# Paperclay dolls



## blackfog (Oct 9, 2008)

Nice job! She turned out great, although she can't speak for herself lol!


----------



## Skulkin (Jul 27, 2005)

I like her, she looks really helpless.


----------



## Frankie's Girl (Aug 27, 2007)

That looks really good and creepy. I've heard that the paperclay is awesome to work with... guess I may have to pick some up and play with it seeing how good your dolly turned out!


----------



## creepingdth (Sep 10, 2009)

you painted her with acrylics? how do you keep the brush strokes from showing?


----------



## LadyAlthea (Sep 11, 2008)

yea im super happy with the paperclay so far. as for brush stroke, i used a really small brush. with just a little paint at a time. 
s!
thanks guy


----------



## imjustacreepygirl (Jul 1, 2010)

I rework dolls with paper clay and i keep from having paint strokes by covering hair with plastic bag and tape over eyes and spray paint...gives u a very nice and smooth base, then paint in details with acrylics..


----------



## LadyAlthea (Sep 11, 2008)

thats a great idea!


----------



## serpensphile (Nov 12, 2008)

That is a great idea imjustacreepygirl!!!!

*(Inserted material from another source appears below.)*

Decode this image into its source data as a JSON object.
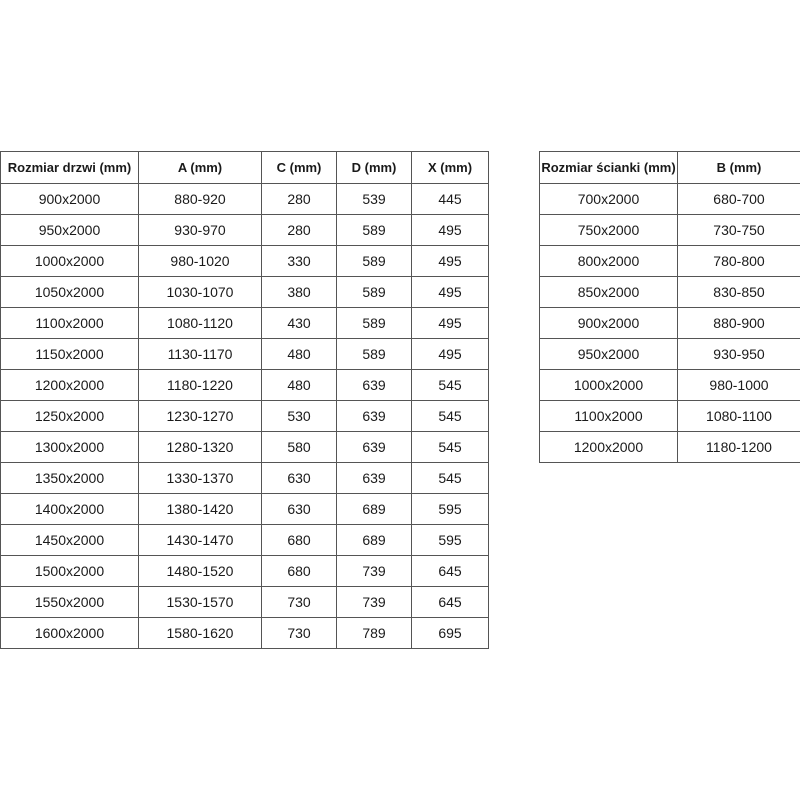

Ladyalthea, how do you get the mouth smooth? Does fine sandpaper work best? Thanks!


----------



## LadyAlthea (Sep 11, 2008)

well i wound up just using my finger and a little water. it worked ok. i like the idea of the hairspray before you paint though and iwll try that on the next one i think...


----------



## serpensphile (Nov 12, 2008)

Hairspray? Please explain that technique to me. Thanks!


----------



## LadyAlthea (Sep 11, 2008)

earlier in the thread someone suggested spray ing the doll face, after paperclay, with hairspray to smooth out any brush strokes.


----------



## MsMeeple (Aug 21, 2004)

Really creepy!


----------



## mitzelplikxxx (Jul 10, 2010)

I got some paper clay here going to try my hand at making a witch doll over cloth today and see what happens


----------



## halloween_sucks_in_the_uk (Sep 28, 2008)

I love your doll, the texture is so smooth.


----------